Efficient Power Conversion (EPC) Corporation is the leader in gallium nitride (GaN)-based power management. EPC was founded in 2007 based on the belief that gallium nitride would be the inevitable successor to silicon beacue of it’s superior performance charateristics. EPC’s GaN devices increase power density, improve efficiency and enable new applications.

Interview with Renee Yawger, Marketing Director at Efficient Power Conversion.

Easy Engineerign: What are the main areas of activity of the company?

Renee Yawger: EPC’s mission is to make GaN power devices that are higher performance and lower cost compared to silicon. GaN is the preferred technology for progressive companies that are eager to remain at the forefront of their industries.

E.E: What’s the news about new products?

R.Y: As the GaN technology matures, the focus of new product development shifts to integration. Our first step forward in the integration of functions on a single chip came in September 2014, when EPC launched a family of monolithic half-bridge devices. In parallel, work started on adding drivers to power FETs on the same chip.  The monolithic devices with drivers reduce the need for an external silicon-based IC driver, and eliminate gate loop inductance.  The ultimate goal is to integrate all necessary functions for a complete power conversion solution on a single chip. In March of 2020, EPC released the first in a family of ePower™ stage devices with the EPC2152, which is  a fully monolithic half bridge that integrates all the drive and level-shift functions, along with the bootstrap function.  

E.E: What are the ranges of products?

R.Y: EPC has over 80 ICs and discrete transistors available for off-the-shelf delivery. Our products range from 15 V – 350 V.  The initial products were discrete transistors but the product portfolio now includes a rapidly growing offering of integrated devices. 

E.E: At what stage is the market where you are currently active?

R.Y: The initial adopters of GaN-based power transistors and integrated circuits were those applications taking advantage of the switching speed, such as lidar and RF envelope tracking. These were the early adopters. As production volumes increased and costs reduced, more traditional applications such as 48  V DC-DC conversion for data centers and computing, drones, robots, satellites, consumer products and high-volume automotive applications have adopted GaN solutions. These last few are the most conservative customers for a relatively new technology like GaN.

E.E: What can you tell us about market trends?

R.Y: Data Center Servers: The growth of the cloud is forcing a corresponding growth in data centers and demand for higher power density converters, leading to the adoption of 48 V input systems as oppossed to the traditional 12 V power distribution network.

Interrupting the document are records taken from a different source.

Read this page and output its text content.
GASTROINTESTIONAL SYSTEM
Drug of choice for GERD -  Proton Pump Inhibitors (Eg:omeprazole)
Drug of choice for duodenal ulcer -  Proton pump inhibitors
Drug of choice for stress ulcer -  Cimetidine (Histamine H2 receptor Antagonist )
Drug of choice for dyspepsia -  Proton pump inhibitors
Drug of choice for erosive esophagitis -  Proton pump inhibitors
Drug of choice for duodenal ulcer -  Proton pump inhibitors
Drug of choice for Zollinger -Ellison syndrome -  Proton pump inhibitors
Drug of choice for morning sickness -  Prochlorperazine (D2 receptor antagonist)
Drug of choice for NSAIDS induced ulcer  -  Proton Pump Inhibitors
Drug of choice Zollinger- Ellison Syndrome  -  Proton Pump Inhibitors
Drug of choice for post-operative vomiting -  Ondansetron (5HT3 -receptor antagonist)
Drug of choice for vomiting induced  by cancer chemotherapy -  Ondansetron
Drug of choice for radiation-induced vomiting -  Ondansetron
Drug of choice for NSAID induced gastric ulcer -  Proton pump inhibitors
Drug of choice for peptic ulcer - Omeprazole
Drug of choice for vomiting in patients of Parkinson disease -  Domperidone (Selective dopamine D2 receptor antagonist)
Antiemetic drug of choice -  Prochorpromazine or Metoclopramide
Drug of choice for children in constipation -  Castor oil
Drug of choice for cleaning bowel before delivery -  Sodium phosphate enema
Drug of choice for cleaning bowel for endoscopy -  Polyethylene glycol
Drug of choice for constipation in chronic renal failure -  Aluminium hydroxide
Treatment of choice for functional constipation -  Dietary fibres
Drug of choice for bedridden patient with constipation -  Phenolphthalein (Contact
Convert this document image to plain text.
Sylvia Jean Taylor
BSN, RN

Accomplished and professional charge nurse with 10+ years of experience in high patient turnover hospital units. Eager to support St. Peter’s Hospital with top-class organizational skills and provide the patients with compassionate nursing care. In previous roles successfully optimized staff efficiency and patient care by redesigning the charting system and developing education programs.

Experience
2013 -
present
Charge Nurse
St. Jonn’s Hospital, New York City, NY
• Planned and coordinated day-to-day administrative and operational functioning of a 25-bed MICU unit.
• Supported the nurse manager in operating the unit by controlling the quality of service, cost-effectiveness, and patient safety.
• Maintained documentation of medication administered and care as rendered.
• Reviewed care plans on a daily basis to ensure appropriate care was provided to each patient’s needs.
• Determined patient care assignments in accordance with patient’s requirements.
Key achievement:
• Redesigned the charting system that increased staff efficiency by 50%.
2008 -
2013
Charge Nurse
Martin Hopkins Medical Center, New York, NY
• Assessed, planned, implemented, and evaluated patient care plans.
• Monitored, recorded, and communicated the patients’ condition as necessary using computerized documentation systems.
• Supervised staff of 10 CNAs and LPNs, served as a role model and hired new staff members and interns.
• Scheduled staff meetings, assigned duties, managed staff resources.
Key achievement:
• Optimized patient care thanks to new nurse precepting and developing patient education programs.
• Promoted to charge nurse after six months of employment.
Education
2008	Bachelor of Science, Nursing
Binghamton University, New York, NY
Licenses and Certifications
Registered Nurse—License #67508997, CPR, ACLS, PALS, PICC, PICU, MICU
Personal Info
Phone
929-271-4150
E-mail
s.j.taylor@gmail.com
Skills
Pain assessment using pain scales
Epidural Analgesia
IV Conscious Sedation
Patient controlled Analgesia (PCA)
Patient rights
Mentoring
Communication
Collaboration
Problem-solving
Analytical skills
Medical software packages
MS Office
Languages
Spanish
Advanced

Several power supply manufacturers have adopted the unregulated, non-isolated LLC topology using GaN transistors for these applications for state-of-the-art performance in terms of efficiency and power density. An example is the MPS 300 W LLC converter with a power density of 1700 W/in3

Autonomous Vehicles and 3D Sensing: Lidar (light detection and ranging) is the technology that provides the “eyes” for autonomous vehicles. The faster the laser beam in the lidar system can be transmitted, the higher the resolution of the system for enhanced safety. At the core of the lidar system is where GaN plays a vital role – it enables the laser signal to be fired at higher speeds than a comparable silicon component enabling higher resolution and faster response times. Lidar technology is rapidly expanding beyond autonomous vehicles to phones, robots, drones, vacuum cleaners, and security surveillance systems making this a very large market for GaN technology.

Motor Drives: Brushless DC (BLDC) motors are finding increasing applications in robotics, eMobility, and drones. GaN devices reduce size, weight, cost, audible and electric noise, and can eliminate the need for electrolytic capacitors for additional savings and increased reliability. 

Space: GaN’s natural properties make it relatively immune to the effects of radiation. This natural immunity and the significant performance advantages compared to Rad Hard silicon MOSFETs make space an inevitable area for many applications including satellite DC-DC converters, reaction wheel motor drives, and ion thrusters.

E.E: What are the most innovative products marketed?

R.Y: While GaN already offers significantly higher performance than silicon, GaN is still several orders of magnitude away from its theoretical performance limits.  We expect to see improvements in the basic figure of merit of the device technology and a rapid migration to more complex integrate devices over the next few years. We currently have a growing family of ePower™ stage ICs for high power density computing and motor drive application as well as an expanding family of eToF™ ICs for time-of-flight(ToF)/lidar applications. 

E.E: What estimations do you have for 2022?

R.Y: SWe have seen the adoption rate for our GaN devices accelerate dramatically in the last few years. The largest growth market in the last few years has been in 48 V DC-DC power supplies for high-density computing applications for cloud computing, artificial intelligence, machine learning, and gaming. In these applications GaN offers significant improvements in switching performance, size reduction, and power density. Looking ahead we expect the largest market drivers to include automotive 48 V systems as the electrification of vehicles is mandated and accelerated, lidar as those systems become simple and inexpensive enough to be incorporated into high-volume consumer products such as cell phones and tablets, motor drives for the rapidly expanding eMobility market, and solar optimizers.  Overall, the market for GaN should approximately double in 2022.